Our research is currently focused on questions in perceptual organization and perceptual learning, including interactions of immediately-available (perpetual) information and retained (memory) information. Our work emphasizes the combined application of behavioral and electroencephalographic (EEG) methods, using the methods of computational neuroscience to link these variables.
There are currently four major areas of emphasis in our lab:
Behavioral regularities and neural mechanisms of perceptual learning: This work is pursuing two broad goals. The first is to provide simultaneous behavioral and neurophysiological evidence capable of supporting or refuting hypotheses of multiple, simultaneously-available levels of coding in visual perceptual learning.
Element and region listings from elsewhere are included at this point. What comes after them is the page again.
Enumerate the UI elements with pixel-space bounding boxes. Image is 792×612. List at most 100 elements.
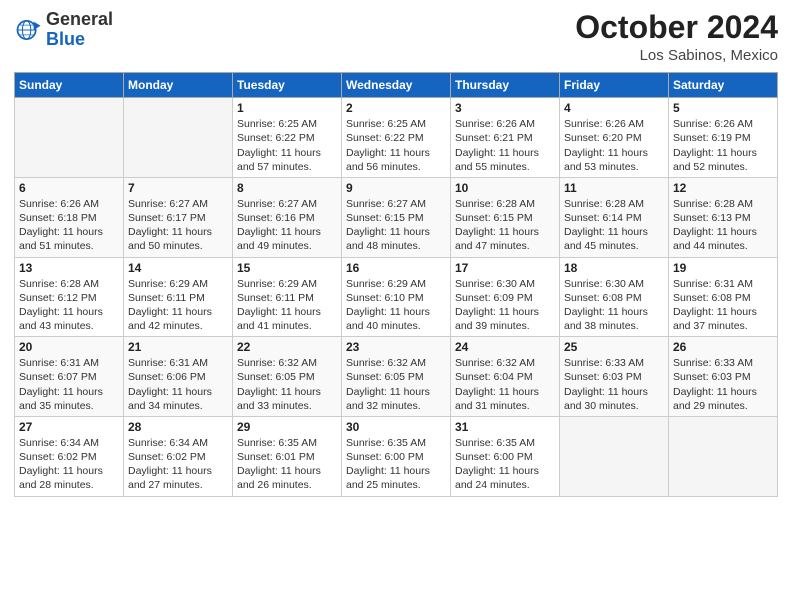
logo-text: General Blue — [46, 10, 113, 50]
calendar-header-wednesday: Wednesday — [342, 73, 451, 98]
calendar-cell: 28 Sunrise: 6:34 AM Sunset: 6:02 PM Dayli… — [124, 416, 233, 496]
day-info: Sunrise: 6:32 AM Sunset: 6:05 PM Dayligh… — [237, 356, 337, 413]
day-info: Sunrise: 6:28 AM Sunset: 6:14 PM Dayligh… — [564, 197, 664, 254]
calendar-cell: 22 Sunrise: 6:32 AM Sunset: 6:05 PM Dayli… — [233, 337, 342, 417]
calendar-cell: 10 Sunrise: 6:28 AM Sunset: 6:15 PM Dayli… — [451, 177, 560, 257]
day-number: 29 — [237, 420, 337, 434]
calendar-cell — [15, 98, 124, 178]
calendar-cell: 13 Sunrise: 6:28 AM Sunset: 6:12 PM Dayli… — [15, 257, 124, 337]
day-info: Sunrise: 6:27 AM Sunset: 6:17 PM Dayligh… — [128, 197, 228, 254]
calendar-cell: 23 Sunrise: 6:32 AM Sunset: 6:05 PM Dayli… — [342, 337, 451, 417]
day-number: 9 — [346, 181, 446, 195]
calendar-table: SundayMondayTuesdayWednesdayThursdayFrid… — [14, 72, 778, 496]
day-info: Sunrise: 6:31 AM Sunset: 6:06 PM Dayligh… — [128, 356, 228, 413]
day-number: 4 — [564, 101, 664, 115]
day-number: 15 — [237, 261, 337, 275]
day-number: 13 — [19, 261, 119, 275]
day-info: Sunrise: 6:31 AM Sunset: 6:07 PM Dayligh… — [19, 356, 119, 413]
location-title: Los Sabinos, Mexico — [575, 47, 778, 64]
day-info: Sunrise: 6:28 AM Sunset: 6:15 PM Dayligh… — [455, 197, 555, 254]
calendar-header-tuesday: Tuesday — [233, 73, 342, 98]
day-number: 10 — [455, 181, 555, 195]
calendar-cell: 29 Sunrise: 6:35 AM Sunset: 6:01 PM Dayli… — [233, 416, 342, 496]
calendar-cell: 27 Sunrise: 6:34 AM Sunset: 6:02 PM Dayli… — [15, 416, 124, 496]
day-number: 21 — [128, 340, 228, 354]
calendar-cell: 21 Sunrise: 6:31 AM Sunset: 6:06 PM Dayli… — [124, 337, 233, 417]
day-info: Sunrise: 6:31 AM Sunset: 6:08 PM Dayligh… — [673, 277, 773, 334]
calendar-cell — [124, 98, 233, 178]
calendar-cell: 19Sunrise: 6:31 AM Sunset: 6:08 PM Dayli… — [669, 257, 778, 337]
day-info: Sunrise: 6:35 AM Sunset: 6:01 PM Dayligh… — [237, 436, 337, 493]
header: General Blue October 2024 Los Sabinos, M… — [14, 10, 778, 64]
calendar-cell: 9 Sunrise: 6:27 AM Sunset: 6:15 PM Daylig… — [342, 177, 451, 257]
calendar-cell: 8Sunrise: 6:27 AM Sunset: 6:16 PM Daylig… — [233, 177, 342, 257]
calendar-week-row: 13 Sunrise: 6:28 AM Sunset: 6:12 PM Dayli… — [15, 257, 778, 337]
day-number: 30 — [346, 420, 446, 434]
day-info: Sunrise: 6:34 AM Sunset: 6:02 PM Dayligh… — [128, 436, 228, 493]
day-number: 6 — [19, 181, 119, 195]
calendar-cell: 11 Sunrise: 6:28 AM Sunset: 6:14 PM Dayli… — [560, 177, 669, 257]
day-info: Sunrise: 6:26 AM Sunset: 6:20 PM Dayligh… — [564, 117, 664, 174]
calendar-cell: 1 Sunrise: 6:25 AM Sunset: 6:22 PM Daylig… — [233, 98, 342, 178]
calendar-week-row: 27 Sunrise: 6:34 AM Sunset: 6:02 PM Dayli… — [15, 416, 778, 496]
calendar-cell: 3 Sunrise: 6:26 AM Sunset: 6:21 PM Daylig… — [451, 98, 560, 178]
calendar-cell: 12 Sunrise: 6:28 AM Sunset: 6:13 PM Dayli… — [669, 177, 778, 257]
title-area: October 2024 Los Sabinos, Mexico — [575, 10, 778, 64]
day-number: 16 — [346, 261, 446, 275]
day-info: Sunrise: 6:32 AM Sunset: 6:05 PM Dayligh… — [346, 356, 446, 413]
day-number: 14 — [128, 261, 228, 275]
calendar-week-row: 20Sunrise: 6:31 AM Sunset: 6:07 PM Dayli… — [15, 337, 778, 417]
calendar-header-friday: Friday — [560, 73, 669, 98]
page: General Blue October 2024 Los Sabinos, M… — [0, 0, 792, 612]
day-info: Sunrise: 6:28 AM Sunset: 6:12 PM Dayligh… — [19, 277, 119, 334]
day-info: Sunrise: 6:28 AM Sunset: 6:13 PM Dayligh… — [673, 197, 773, 254]
day-number: 31 — [455, 420, 555, 434]
day-info: Sunrise: 6:27 AM Sunset: 6:15 PM Dayligh… — [346, 197, 446, 254]
day-info: Sunrise: 6:34 AM Sunset: 6:02 PM Dayligh… — [19, 436, 119, 493]
day-number: 1 — [237, 101, 337, 115]
day-info: Sunrise: 6:35 AM Sunset: 6:00 PM Dayligh… — [455, 436, 555, 493]
calendar-header-sunday: Sunday — [15, 73, 124, 98]
calendar-cell: 14 Sunrise: 6:29 AM Sunset: 6:11 PM Dayli… — [124, 257, 233, 337]
day-number: 23 — [346, 340, 446, 354]
day-info: Sunrise: 6:32 AM Sunset: 6:04 PM Dayligh… — [455, 356, 555, 413]
day-number: 25 — [564, 340, 664, 354]
calendar-cell: 30 Sunrise: 6:35 AM Sunset: 6:00 PM Dayli… — [342, 416, 451, 496]
day-number: 5 — [673, 101, 773, 115]
day-info: Sunrise: 6:29 AM Sunset: 6:11 PM Dayligh… — [128, 277, 228, 334]
day-info: Sunrise: 6:25 AM Sunset: 6:22 PM Dayligh… — [237, 117, 337, 174]
day-number: 12 — [673, 181, 773, 195]
day-number: 28 — [128, 420, 228, 434]
day-number: 3 — [455, 101, 555, 115]
day-info: Sunrise: 6:26 AM Sunset: 6:21 PM Dayligh… — [455, 117, 555, 174]
day-number: 27 — [19, 420, 119, 434]
day-number: 22 — [237, 340, 337, 354]
day-info: Sunrise: 6:35 AM Sunset: 6:00 PM Dayligh… — [346, 436, 446, 493]
calendar-cell — [560, 416, 669, 496]
day-info: Sunrise: 6:29 AM Sunset: 6:11 PM Dayligh… — [237, 277, 337, 334]
calendar-cell: 17Sunrise: 6:30 AM Sunset: 6:09 PM Dayli… — [451, 257, 560, 337]
calendar-cell: 18Sunrise: 6:30 AM Sunset: 6:08 PM Dayli… — [560, 257, 669, 337]
calendar-cell: 24 Sunrise: 6:32 AM Sunset: 6:04 PM Dayli… — [451, 337, 560, 417]
calendar-week-row: 1 Sunrise: 6:25 AM Sunset: 6:22 PM Daylig… — [15, 98, 778, 178]
calendar-header-row: SundayMondayTuesdayWednesdayThursdayFrid… — [15, 73, 778, 98]
day-info: Sunrise: 6:30 AM Sunset: 6:08 PM Dayligh… — [564, 277, 664, 334]
calendar-cell — [669, 416, 778, 496]
day-number: 8 — [237, 181, 337, 195]
calendar-week-row: 6 Sunrise: 6:26 AM Sunset: 6:18 PM Daylig… — [15, 177, 778, 257]
day-number: 7 — [128, 181, 228, 195]
calendar-cell: 16Sunrise: 6:29 AM Sunset: 6:10 PM Dayli… — [342, 257, 451, 337]
day-info: Sunrise: 6:33 AM Sunset: 6:03 PM Dayligh… — [564, 356, 664, 413]
month-title: October 2024 — [575, 10, 778, 45]
calendar-header-saturday: Saturday — [669, 73, 778, 98]
day-number: 24 — [455, 340, 555, 354]
logo-blue: Blue — [46, 30, 113, 50]
calendar-cell: 25 Sunrise: 6:33 AM Sunset: 6:03 PM Dayli… — [560, 337, 669, 417]
day-info: Sunrise: 6:25 AM Sunset: 6:22 PM Dayligh… — [346, 117, 446, 174]
day-info: Sunrise: 6:33 AM Sunset: 6:03 PM Dayligh… — [673, 356, 773, 413]
day-number: 11 — [564, 181, 664, 195]
generalblue-logo-icon — [14, 16, 42, 44]
day-info: Sunrise: 6:26 AM Sunset: 6:18 PM Dayligh… — [19, 197, 119, 254]
calendar-header-thursday: Thursday — [451, 73, 560, 98]
calendar-cell: 5Sunrise: 6:26 AM Sunset: 6:19 PM Daylig… — [669, 98, 778, 178]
The second is to develop computational, biophysically-constrained models of the networks that support the learning and expression of visual perceptual learning.
Theoretical and empirical characterizations of perceptual organization (configurality): Our lab, in partnership with Jim Townsend's lab at Indiana University, is pursuing a linked theoretical and empirical program aimed at developing and testing general, theoretically-grounded definitions of configurality, with a particular interest in facial perception and memory.
Effects of brain iron deficiency and repletion on perception, memory, and cognition: This is a second new line of work in the lab, in which we are documenting (using a combination of behavioral, EEG, and MRI measures) the extent to which iron deficiencies in women of reproductive age produce measurable, and correctable, changes in basic perceptual, mnemonic, and cognitive abilities.
Animal models for developing and evaluating computational algorithms for cortical source localization of EEG: The goal of this new line of work is to use the remarkable characteristics of the rat vibrissal system to develop allied statistical and empirical methods for comparing the performance of algorithms for EEG cortical source localization to a physical ground-truth.